Leonard decided to test his model when he created T STAR by collaborating with various divisions within NASA to identify projects which could be undertaken successfully by capstone students.

“I looked across all of the departments within the College of Engineering at Texas A&M,” said Leonard, “until I found the Electronics Systems Engineering Technology (ESET) and Mechatronics Engineering Technology (MXET) programs. Their approach to capstone projects was exactly what I was looking for and it was a perfect fit.”

After piloting this model with a couple of small projects, T STAR is now moving forward with sponsoring multiple projects each semester.

This semester, the two projects T STAR is sponsoring for NASA customers are named Helikite and Dust Collector. Helix, the MXET capstone team, will be taking on the Helikite project while the ESET team, Floating Logistics and Instrumentation (FLI), will be designing a prototype to meet the requirements of the Dust Collector project.

Both of these projects have significant participation from NASA scientists and engineers, and both teams have visited the Johnson Space Center in Houston to meet their NASA customers and kick off their projects.

A conceptual block diagram of the Helikite project.
A concept illustration of the Helix capstone team's project Helikite, an ultra-light aircraft to be towed by a rover. | Image: Texas A&M Engineering

A conceptual block diagram of the Helikite project shows that the team will design and develop a system capable of being attached to an ultra-light aircraft towed by a rover-type vehicle. The payload will be able to make a number of different measurements using an inertial measurement unit and integrate that with light detection and range finding, a global positioning system, temperature and imagery that can be downlinked to a ground station for display. This project is the first step that NASA scientists are taking in the development of a new capability to explore Mars and other planets.

The members of the Helix capstone team are Micah Erikson, Randall Matthews, John Tran, and Jeffery Watts.

FLI's diagram of their dust collector assembly project.
Capstone team FLI's conceptual diagram shows their design for a dust collector assembly at the edge of space. | Image: Texas A&M Engineering

FLI will be tasked to design and build a new electromechanical system that has the ability to deploy a dust collector assembly that will rotate slowly, collecting particulate debris at the edge of space (over 100,000 feet).

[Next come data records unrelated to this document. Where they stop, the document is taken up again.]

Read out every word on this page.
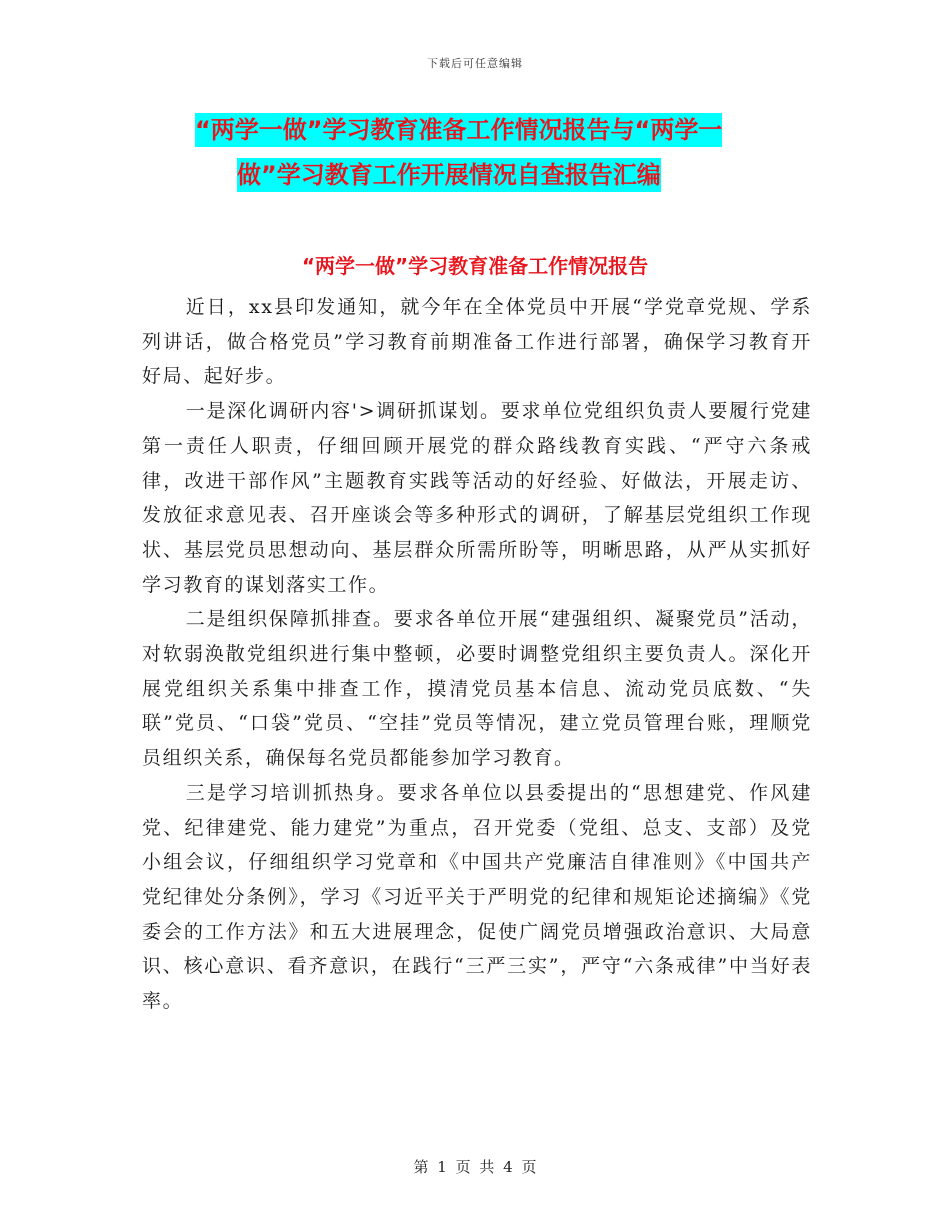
下载后可任意编辑
“两学一做”学习教育准备工作情况报告与“两学一
做”学习教育工作开展情况自查报告汇编
“两学一做”学习教育准备工作情况报告

近日，xx县印发通知，就今年在全体党员中开展“学党章党规、学系列讲话，做合格党员”学习教育前期准备工作进行部署，确保学习教育开好局、起好步。

一是深化调研内容'>调研抓谋划。要求单位党组织负责人要履行党建第一责任人职责，仔细回顾开展党的群众路线教育实践、“严守六条戒律，改进干部作风”主题教育实践等活动的好经验、好做法，开展走访、发放征求意见表、召开座谈会等多种形式的调研，了解基层党组织工作现状、基层党员思想动向、基层群众所需所盼等，明晰思路，从严从实抓好学习教育的谋划落实工作。

二是组织保障抓排查。要求各单位开展“建强组织、凝聚党员”活动，对软弱涣散党组织进行集中整顿，必要时调整党组织主要负责人。深化开展党组织关系集中排查工作，摸清党员基本信息、流动党员底数、“失联”党员、“口袋”党员、“空挂”党员等情况，建立党员管理台账，理顺党员组织关系，确保每名党员都能参加学习教育。

三是学习培训抓热身。要求各单位以县委提出的“思想建党、作风建党、纪律建党、能力建党”为重点，召开党委（党组、总支、支部）及党小组会议，仔细组织学习党章和《中国共产党廉洁自律准则》《中国共产党纪律处分条例》，学习《习近平关于严明党的纪律和规矩论述摘编》《党委会的工作方法》和五大进展理念，促使广阔党员增强政治意识、大局意识、核心意识、看齐意识，在践行“三严三实”，严守“六条戒律”中当好表率。

第 1 页 共 4 页
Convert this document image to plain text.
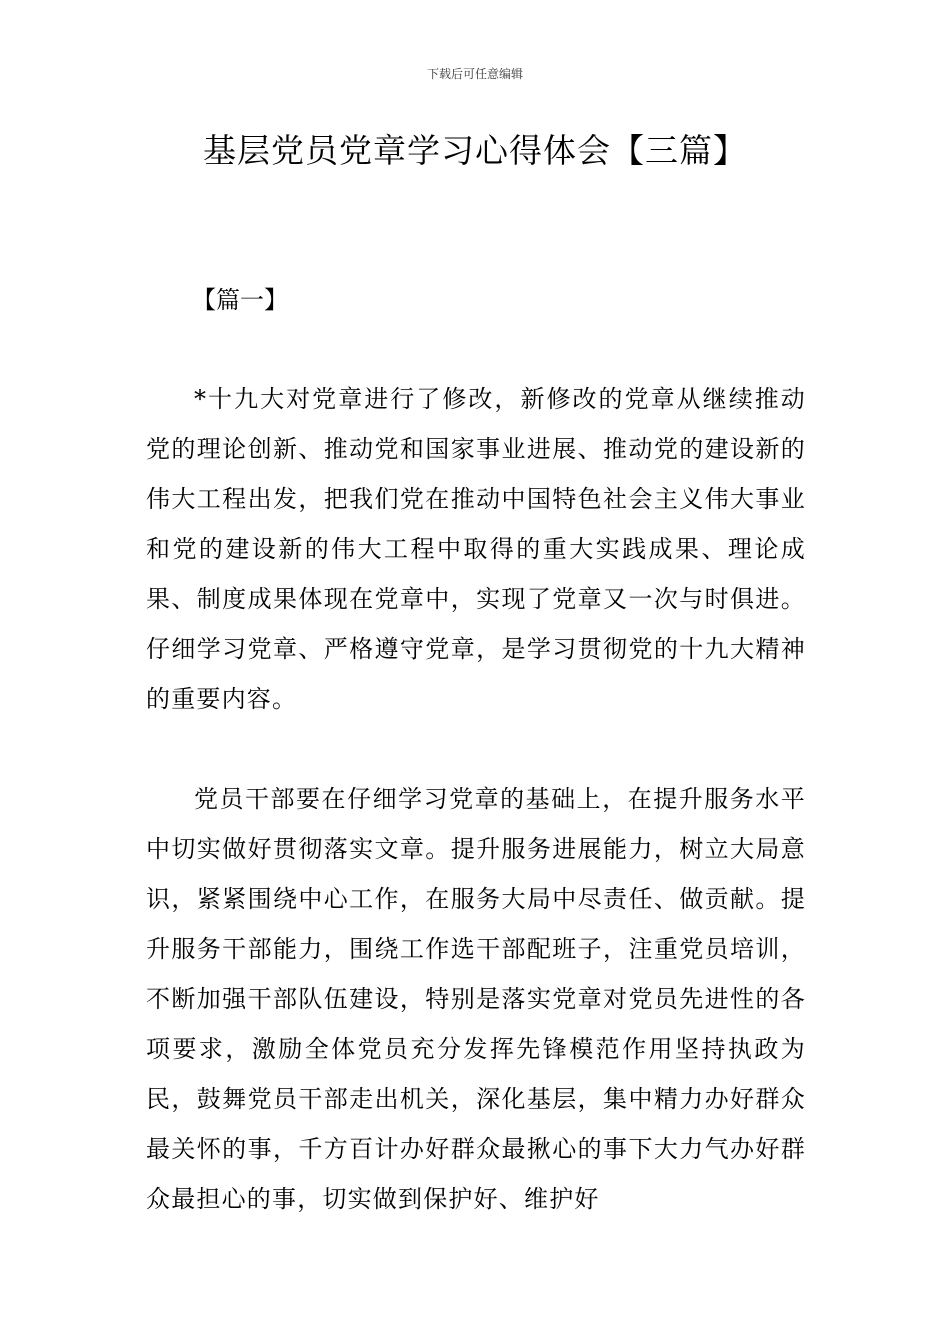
下载后可任意编辑
基层党员党章学习心得体会【三篇】
【篇一】

*十九大对党章进行了修改，新修改的党章从继续推动党的理论创新、推动党和国家事业进展、推动党的建设新的伟大工程出发，把我们党在推动中国特色社会主义伟大事业和党的建设新的伟大工程中取得的重大实践成果、理论成果、制度成果体现在党章中，实现了党章又一次与时俱进。仔细学习党章、严格遵守党章，是学习贯彻党的十九大精神的重要内容。

党员干部要在仔细学习党章的基础上，在提升服务水平中切实做好贯彻落实文章。提升服务进展能力，树立大局意识，紧紧围绕中心工作，在服务大局中尽责任、做贡献。提升服务干部能力，围绕工作选干部配班子，注重党员培训，不断加强干部队伍建设，特别是落实党章对党员先进性的各项要求，激励全体党员充分发挥先锋模范作用坚持执政为民，鼓舞党员干部走出机关，深化基层，集中精力办好群众最关怀的事，千方百计办好群众最揪心的事下大力气办好群众最担心的事，切实做到保护好、维护好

The system will autonomously monitor its altitude while attached to a weather balloon.

Once the balloon reaches a specific altitude, it will deploy the dust collector assembly. When the altitude is reduced to another predetermined level, the apparatus will close, thus protecting the collected debris from contamination at lower elevations.

During a mission of up to 12 hours, FLI’s system (codename Cardinal) will wirelessly communicate operational and system health data back to a NASA ground station.

Members of the FLI team include Johnathan Liang, Caleigh Fults, Jennifer Robinson, and Nick Prax.

The project is sponsored by Dr. Marc Fries, a planetary scientist in the Astromaterials Research and Exploration Science Division at the Johnson Space Center.

Based on the continued success of the PPA model, the ESET and MXET programs look to expand upon partnering with other small companies that require embedded systems hardware and software design support for their public-sector customers.

The model thus far has created a win-win scenario for all collaborators while providing ESET and MXET students with challenging and rewarding capstone design experiences.